2. The Gibbs sampler is based on a Bin(x²,p) conditional for X¹ and a Neg(x¹,p) conditional for X². When using the most standard version of the Negative Binomial random variate as the number of failures, hence supported on 0,1,2…. these two conditionals are incompatible, i.e., there cannot be a joint distribution behind that returns these as conditionals, which makes the limiting behaviour of the Markov chain harder to study. It however seems to converge to a distribution close to zero, which is not contradictory with the incompatibility property: the stationary joint distribution simply does not enjoy the conditionals used by the Gibbs sampler as its conditionals.
3. When using the less standard version of the Negative Binomial random variate understood as a number of attempts for the conditional on X², the two conditionals are compatible and correspond to a joint measure proportional to $x_1^{-1} {x_1 \choose x_2} p^{x_2} (1-p)^{x_1-x_2}$, however this pmf does not sum up to a finite quantity (as in the original Gibbs for Kids example!), hence the resulting Markov chain is at best null recurrent, which seems to be the case for p different from ½. This is unclear to me for p=½.

### 5 Responses to “Gibbs sampling with incompatible conditionals”

2. The use of the Gibbs sampler when the full conditionals are incompatible has been touched on various times recently in this blog. It is an intriguing topic (one that I am particularly interested in, but not for wholly Bayesian reasons) and I admit that I had somewhat overlooked the subtleties of the arguments concerned until very recently.

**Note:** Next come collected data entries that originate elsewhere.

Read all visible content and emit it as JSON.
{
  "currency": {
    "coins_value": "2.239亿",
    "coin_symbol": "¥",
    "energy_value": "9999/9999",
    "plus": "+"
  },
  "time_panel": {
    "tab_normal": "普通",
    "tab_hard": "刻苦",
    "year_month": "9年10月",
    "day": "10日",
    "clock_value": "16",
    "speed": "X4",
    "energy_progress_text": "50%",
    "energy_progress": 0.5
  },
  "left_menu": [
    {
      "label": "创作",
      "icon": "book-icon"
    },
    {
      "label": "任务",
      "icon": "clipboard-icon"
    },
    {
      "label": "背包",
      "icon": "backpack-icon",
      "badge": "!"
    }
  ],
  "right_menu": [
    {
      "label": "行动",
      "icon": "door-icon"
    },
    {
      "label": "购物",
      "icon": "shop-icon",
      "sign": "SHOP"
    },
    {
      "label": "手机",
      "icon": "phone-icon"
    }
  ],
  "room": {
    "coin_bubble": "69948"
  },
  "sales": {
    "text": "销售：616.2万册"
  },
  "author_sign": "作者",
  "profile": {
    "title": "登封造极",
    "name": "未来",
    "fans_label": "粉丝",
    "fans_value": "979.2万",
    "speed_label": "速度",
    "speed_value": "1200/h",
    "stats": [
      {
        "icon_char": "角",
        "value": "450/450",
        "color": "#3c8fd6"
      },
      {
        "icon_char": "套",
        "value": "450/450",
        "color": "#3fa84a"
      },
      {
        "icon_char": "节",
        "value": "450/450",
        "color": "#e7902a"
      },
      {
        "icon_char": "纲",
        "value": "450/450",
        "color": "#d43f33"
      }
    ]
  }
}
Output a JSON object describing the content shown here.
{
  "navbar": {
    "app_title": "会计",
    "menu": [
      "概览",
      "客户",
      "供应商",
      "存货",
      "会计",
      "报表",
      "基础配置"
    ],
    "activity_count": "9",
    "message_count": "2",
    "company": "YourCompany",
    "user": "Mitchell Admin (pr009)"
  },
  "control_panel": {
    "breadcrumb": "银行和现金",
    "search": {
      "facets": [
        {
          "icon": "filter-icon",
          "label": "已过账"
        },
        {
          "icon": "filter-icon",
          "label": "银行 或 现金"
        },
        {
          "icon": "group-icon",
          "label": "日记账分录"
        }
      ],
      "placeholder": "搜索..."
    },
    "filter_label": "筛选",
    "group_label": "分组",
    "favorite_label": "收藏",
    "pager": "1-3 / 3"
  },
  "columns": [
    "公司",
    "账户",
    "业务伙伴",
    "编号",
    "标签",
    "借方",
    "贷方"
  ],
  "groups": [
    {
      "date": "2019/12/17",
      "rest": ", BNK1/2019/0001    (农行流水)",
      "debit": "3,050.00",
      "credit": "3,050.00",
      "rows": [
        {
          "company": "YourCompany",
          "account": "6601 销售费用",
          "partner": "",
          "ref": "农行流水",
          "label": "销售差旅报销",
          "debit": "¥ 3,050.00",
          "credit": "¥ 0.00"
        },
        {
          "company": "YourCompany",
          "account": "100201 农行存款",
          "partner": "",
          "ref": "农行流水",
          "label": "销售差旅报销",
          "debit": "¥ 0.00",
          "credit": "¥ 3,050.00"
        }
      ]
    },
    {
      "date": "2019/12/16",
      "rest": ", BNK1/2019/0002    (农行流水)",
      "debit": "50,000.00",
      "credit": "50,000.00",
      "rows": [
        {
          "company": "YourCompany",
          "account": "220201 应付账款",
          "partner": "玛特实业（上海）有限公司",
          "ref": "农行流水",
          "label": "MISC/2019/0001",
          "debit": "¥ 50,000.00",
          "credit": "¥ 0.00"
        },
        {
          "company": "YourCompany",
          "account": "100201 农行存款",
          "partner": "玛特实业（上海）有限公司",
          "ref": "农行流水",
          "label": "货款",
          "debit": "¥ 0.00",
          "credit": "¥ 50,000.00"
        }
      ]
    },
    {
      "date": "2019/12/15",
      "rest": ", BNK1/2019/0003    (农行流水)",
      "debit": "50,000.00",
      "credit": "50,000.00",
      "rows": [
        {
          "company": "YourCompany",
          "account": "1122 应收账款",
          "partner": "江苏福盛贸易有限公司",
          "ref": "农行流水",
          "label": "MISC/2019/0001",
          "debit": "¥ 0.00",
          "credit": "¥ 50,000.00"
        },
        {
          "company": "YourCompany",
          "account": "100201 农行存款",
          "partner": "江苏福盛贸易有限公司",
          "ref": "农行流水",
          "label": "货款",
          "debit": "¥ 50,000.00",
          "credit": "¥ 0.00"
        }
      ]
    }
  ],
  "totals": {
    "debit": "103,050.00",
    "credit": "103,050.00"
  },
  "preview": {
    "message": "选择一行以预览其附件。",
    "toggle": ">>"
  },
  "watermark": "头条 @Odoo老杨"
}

There is still much more to be learnt, and while this is the case I feel that we need to make sure that we are presenting precise lines of reasoning. This is why I feel that I need to take you to task for what you wrote in point 3(!) In particular:

(a) You say that the two full conditionals are compatible, but then say that the pmf does not sum up to a finite quantity, meaning that the pmf does not exist, which contradicts the statement that the two full conditionals are compatible.

(b) You make a distinction between the cases (i) p different from 0.5 and (ii) p = 0.5, but it is unclear whether the distinction between these cases is being made in terms of the compatibility of the conditionals, or the classification of the Markov chain as being transient, null recurrent or positive recurrent. However, we can establish that:
Transient or null recurrent –> incompatible conditionals
Positive recurrent –> possibly compatible conditionals.

I know you often need to write this blog quickly, but on this occasion I am struggling to read between the lines to see what you really wanted to write.

• Thank you for calling for clarifications! On the first point (a), the full conditionals are conditionals of a sigma-finite measure rather than from a probability measure. Conditional measures that can be normalised into probability distributions, hence simulated from. And used to establish the stationarity of the measure, which does not imply anything about transience versus null recurrence. On the second point (b), I am unclear as to whether or not p=1/2 leads to a transient or a null recurrent chain, for incompatibility occurs for all values of p. Regarding your correspondence table, I disagree with both implications in that (i) null recurrence may occur with compatible conditionals if the joint is a measure and (ii) positive recurrence may still occur with incompatible conditionals, but need be rigorously established case by case.